Indonesian police arrest human trafficking suspects, rescue 123 workers headed to Malaysia

Pizaro Gozali Idrus
Indonesian police arrest human trafficking suspects, rescue 123 workers headed to Malaysia An Indonesian migrant worker rests after working on a palm oil plantation run by the government-owned Felda in Malaysia, in early 2020.
[Ore Huiying/AP]

Indonesian police said Friday they had arrested eight people suspected of trying to smuggle 123 workers to Malaysia, amid a rise in human trafficking cases where syndicates prey on citizens seeking jobs overseas.

The news came a day after the Indonesian president and his Malaysian counterpart met in Kuala Lumpur and discussed protections for Indonesian migrant workers, among other issues. 

The Indonesian workers were rescued on Tuesday and Wednesday from two ships in Nunukan, a border town in the Indonesian section of Borneo, said Asep Edi Suheri, the head of a special task force on human trafficking.

The victims, from various parts of Indonesia, were lured by promises of jobs as domestic workers, plantation workers, drivers, sailors and other occupations in Malaysia. But they did not have the proper papers or protections required by Indonesian law for overseas workers, officials said.

“Some of them only had identity cards and no passports or visas,” Suheri said. Officers seized 22 cellphones, 54 identity cards and 45 passports as evidence from the suspects and the victims, he added.

Police were looking for two additional suspects who are believed to be in Malaysia, Suheri said. The suspects face charges of violating the laws on human trafficking and protections for migrant workers that carry penalties of up to 15 years in prison.

Indonesia is one of the world’s largest source countries for migrant workers, with an estimated 9 million citizens working abroad in 2017, according to the World Bank. Only about 4.7 million of these workers are officially registered by the labor protection agency, leaving the rest vulnerable to exploitation by illegal syndicates.

Most of the Indonesian migrants are women who work in low-wage sectors such as domestic work and manufacturing.

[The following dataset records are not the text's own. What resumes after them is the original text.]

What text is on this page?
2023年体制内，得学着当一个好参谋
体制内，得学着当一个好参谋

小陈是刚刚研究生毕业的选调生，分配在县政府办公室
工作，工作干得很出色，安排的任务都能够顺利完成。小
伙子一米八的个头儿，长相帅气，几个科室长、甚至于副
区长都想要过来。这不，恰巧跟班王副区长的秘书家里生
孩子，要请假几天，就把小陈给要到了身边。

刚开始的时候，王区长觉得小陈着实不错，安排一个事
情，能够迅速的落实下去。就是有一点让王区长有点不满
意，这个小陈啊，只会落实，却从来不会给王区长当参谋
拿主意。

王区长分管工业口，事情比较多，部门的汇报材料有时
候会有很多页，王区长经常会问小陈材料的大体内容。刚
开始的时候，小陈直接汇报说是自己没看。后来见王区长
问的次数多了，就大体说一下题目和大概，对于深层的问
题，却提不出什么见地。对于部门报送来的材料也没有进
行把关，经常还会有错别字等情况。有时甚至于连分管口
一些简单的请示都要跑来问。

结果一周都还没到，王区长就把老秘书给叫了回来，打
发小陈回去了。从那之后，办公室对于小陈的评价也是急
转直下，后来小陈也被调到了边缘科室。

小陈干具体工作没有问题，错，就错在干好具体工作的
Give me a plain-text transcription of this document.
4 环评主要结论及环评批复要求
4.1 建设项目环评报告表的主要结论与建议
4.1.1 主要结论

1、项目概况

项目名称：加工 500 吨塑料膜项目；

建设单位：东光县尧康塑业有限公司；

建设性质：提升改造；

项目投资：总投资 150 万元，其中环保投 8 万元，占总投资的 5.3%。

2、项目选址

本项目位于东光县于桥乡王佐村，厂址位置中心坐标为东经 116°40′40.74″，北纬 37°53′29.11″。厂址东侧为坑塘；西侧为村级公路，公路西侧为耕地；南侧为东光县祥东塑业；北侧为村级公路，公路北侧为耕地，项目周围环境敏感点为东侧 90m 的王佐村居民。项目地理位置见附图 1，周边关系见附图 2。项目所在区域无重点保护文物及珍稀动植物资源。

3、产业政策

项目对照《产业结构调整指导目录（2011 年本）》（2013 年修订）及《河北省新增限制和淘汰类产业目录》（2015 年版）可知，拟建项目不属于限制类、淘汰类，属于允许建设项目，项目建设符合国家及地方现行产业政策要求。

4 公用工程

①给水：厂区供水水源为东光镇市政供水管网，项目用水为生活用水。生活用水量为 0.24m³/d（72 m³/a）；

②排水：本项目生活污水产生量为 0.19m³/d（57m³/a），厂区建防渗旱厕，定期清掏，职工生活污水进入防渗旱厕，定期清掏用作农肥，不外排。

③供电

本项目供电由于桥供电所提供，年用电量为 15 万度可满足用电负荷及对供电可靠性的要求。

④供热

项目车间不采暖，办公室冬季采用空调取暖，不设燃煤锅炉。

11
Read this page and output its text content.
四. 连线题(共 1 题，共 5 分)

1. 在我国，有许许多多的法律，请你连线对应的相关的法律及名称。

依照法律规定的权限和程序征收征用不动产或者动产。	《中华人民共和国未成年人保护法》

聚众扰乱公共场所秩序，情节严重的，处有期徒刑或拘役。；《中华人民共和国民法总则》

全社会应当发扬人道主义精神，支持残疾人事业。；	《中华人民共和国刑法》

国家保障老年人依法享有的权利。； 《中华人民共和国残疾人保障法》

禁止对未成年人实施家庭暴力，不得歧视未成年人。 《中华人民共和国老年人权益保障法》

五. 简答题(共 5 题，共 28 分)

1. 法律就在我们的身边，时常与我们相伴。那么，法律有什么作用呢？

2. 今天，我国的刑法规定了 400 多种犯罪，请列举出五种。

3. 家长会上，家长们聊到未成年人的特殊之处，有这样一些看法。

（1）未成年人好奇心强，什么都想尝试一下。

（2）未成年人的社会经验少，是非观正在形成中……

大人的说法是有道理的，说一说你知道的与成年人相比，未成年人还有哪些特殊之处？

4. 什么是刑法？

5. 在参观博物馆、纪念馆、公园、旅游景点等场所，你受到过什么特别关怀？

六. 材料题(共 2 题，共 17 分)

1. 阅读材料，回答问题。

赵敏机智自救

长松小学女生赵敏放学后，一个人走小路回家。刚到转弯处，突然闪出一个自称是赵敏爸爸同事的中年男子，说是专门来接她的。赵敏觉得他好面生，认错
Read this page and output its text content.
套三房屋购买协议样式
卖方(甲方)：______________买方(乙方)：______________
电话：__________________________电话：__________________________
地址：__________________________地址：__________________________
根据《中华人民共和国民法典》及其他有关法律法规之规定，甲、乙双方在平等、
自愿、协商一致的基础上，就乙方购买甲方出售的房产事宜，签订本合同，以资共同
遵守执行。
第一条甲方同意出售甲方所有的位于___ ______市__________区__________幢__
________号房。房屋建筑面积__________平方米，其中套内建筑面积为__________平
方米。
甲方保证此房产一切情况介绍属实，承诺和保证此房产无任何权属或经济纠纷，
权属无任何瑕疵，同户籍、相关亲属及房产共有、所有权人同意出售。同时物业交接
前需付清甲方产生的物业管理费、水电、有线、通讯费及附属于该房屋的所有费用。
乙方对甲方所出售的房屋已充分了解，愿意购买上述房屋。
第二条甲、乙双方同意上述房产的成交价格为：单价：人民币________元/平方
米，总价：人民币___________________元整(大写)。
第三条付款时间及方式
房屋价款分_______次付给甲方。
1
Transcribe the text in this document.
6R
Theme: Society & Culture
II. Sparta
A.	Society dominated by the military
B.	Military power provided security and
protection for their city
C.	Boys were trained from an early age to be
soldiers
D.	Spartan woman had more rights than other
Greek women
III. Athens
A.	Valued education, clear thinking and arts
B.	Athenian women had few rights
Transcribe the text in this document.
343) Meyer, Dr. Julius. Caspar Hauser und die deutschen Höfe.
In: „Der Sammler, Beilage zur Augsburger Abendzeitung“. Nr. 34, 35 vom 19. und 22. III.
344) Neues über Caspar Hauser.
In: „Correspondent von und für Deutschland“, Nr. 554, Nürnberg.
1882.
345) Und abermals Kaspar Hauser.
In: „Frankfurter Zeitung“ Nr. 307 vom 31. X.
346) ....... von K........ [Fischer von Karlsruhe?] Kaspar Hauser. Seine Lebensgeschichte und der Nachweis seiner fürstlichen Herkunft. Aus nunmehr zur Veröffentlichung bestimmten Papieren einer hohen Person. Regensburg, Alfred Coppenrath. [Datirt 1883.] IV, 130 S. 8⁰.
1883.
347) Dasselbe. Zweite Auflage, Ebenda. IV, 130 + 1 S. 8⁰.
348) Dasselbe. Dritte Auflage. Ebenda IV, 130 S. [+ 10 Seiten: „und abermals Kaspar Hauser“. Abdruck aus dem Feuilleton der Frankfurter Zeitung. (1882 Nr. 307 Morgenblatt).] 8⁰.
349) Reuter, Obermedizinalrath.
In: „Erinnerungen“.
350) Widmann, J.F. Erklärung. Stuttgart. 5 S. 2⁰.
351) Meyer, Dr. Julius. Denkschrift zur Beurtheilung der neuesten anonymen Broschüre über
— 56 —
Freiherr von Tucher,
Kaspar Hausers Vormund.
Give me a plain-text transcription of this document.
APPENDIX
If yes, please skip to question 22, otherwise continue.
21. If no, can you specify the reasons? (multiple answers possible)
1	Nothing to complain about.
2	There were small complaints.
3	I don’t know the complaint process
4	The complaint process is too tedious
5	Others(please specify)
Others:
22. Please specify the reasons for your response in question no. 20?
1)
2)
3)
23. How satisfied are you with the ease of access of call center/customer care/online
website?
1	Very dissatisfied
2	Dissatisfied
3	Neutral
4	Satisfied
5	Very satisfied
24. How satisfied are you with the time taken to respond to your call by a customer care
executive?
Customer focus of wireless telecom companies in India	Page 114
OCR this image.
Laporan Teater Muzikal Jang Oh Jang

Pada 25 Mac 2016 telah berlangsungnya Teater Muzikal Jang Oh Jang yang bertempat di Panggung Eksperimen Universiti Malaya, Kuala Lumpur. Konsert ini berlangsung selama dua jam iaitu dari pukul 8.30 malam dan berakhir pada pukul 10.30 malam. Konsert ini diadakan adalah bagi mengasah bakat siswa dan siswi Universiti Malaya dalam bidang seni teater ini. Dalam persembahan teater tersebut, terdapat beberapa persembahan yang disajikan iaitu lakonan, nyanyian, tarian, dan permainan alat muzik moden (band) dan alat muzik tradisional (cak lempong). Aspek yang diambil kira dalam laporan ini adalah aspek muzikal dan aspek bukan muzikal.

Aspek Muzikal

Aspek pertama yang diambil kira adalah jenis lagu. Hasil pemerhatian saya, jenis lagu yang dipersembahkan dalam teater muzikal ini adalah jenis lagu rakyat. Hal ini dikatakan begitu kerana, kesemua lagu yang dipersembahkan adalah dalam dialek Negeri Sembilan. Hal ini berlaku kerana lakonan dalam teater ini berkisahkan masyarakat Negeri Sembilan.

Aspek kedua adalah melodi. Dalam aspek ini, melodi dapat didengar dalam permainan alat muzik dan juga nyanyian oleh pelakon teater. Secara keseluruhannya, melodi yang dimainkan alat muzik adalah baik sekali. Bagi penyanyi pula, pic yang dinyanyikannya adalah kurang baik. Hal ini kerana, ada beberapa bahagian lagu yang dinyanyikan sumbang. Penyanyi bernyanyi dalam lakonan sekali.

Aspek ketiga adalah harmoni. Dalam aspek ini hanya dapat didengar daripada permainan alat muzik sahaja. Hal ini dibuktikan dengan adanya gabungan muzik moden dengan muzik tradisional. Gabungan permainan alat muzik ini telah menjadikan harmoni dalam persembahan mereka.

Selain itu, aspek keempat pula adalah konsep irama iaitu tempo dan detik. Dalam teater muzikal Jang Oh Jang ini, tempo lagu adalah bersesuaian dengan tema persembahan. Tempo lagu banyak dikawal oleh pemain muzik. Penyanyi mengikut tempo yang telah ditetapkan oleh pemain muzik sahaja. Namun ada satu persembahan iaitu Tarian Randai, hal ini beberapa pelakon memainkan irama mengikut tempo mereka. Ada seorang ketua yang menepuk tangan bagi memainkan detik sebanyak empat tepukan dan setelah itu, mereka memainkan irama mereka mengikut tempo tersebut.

They mainly go to Malaysia, Saudi Arabia, Singapore, Hong Kong and Taiwan.

‘Letting the big fish get away’

Indonesian President Joko “Jokowi” Widodo and Malaysian Prime Minister Anwar Ibrahim, during their talks in Kuala Lumpur on Thursday, “agreed to establish a special bilateral mechanism to resolve problems of Indonesian migrant workers,” the former said.

This week’s arrests occurred amid a rise in human trafficking cases in Southeast Asia involving hundreds of Indonesians trapped in online scams. They fell victim to human trafficking syndicates that operate across the region and exploit porous borders and lax law enforcement.

In May, 46 Indonesian migrant workers returned home after being ensnared in Myanmar and the Philippines and forced to work for online fraud companies.

Indonesian President Joko “Jokowi” Widodo (right), accompanied by Malaysian Prime Minister Anwar Ibrahim, speaks to an Indonesian vegetable vendor during a visit to Chow Kit Market in Kuala Lumpur, June 8, 2023. [S. Mahfuz/BenarNews]

Late last month, Jokowi ordered a crackdown on human trafficking syndicates after the Migrant Workers Protection Agency (BP2MI) reported that an average of two nationals had died every day of various causes during the past three years. 

Some 3,600 others have returned home suffering from depression, memory loss or physical disabilities after being sent abroad illegally, during the same period.

Agency chairman Benny Rhamdani said BP2MI had handled 94,000 Indonesian migrant workers who were deported from the Middle East and Asia since 2020, and 90% of them had left Indonesia via illicit means.

Netty Prasetiyani, a lawmaker from the labor and health commission, praised the police for stopping the Indonesian workers from boarding a ferry to Malaysia.

She said Nunukan, in North Kalimantan province, was one of the main gateways for illegal migrant workers to Malaysia, where they often end up working in palm oil plantations or as domestic helpers without proper documents or protection.

“This is a complex problem that requires serious attention from the government and not half-hearted measures. It’s not enough to just stop them from leaving, but also to eradicate the root causes,” she said in a statement Friday.

Human trafficking syndicates are networks of domestic and foreign criminals who exploit the high demand for cheap labor in Malaysia and the desperation of many Indonesians who seek jobs abroad despite the risks, she said.

Anis Hidayah, a commissioner at the National Commission on Human Rights, commended the police for arresting several suspects, but said they should not stop at low-level perpetrators.

She said human trafficking was not only a crime committed by street-level recruiters but by others, including middlemen and state officials.

“The police should expose who is really behind this, whether they are law enforcement officials or government members who are part of the trafficking ring,” she said.

“This is crucial to expose because the police have always only gone after the low-level offenders, letting the big fish get away with their crimes.”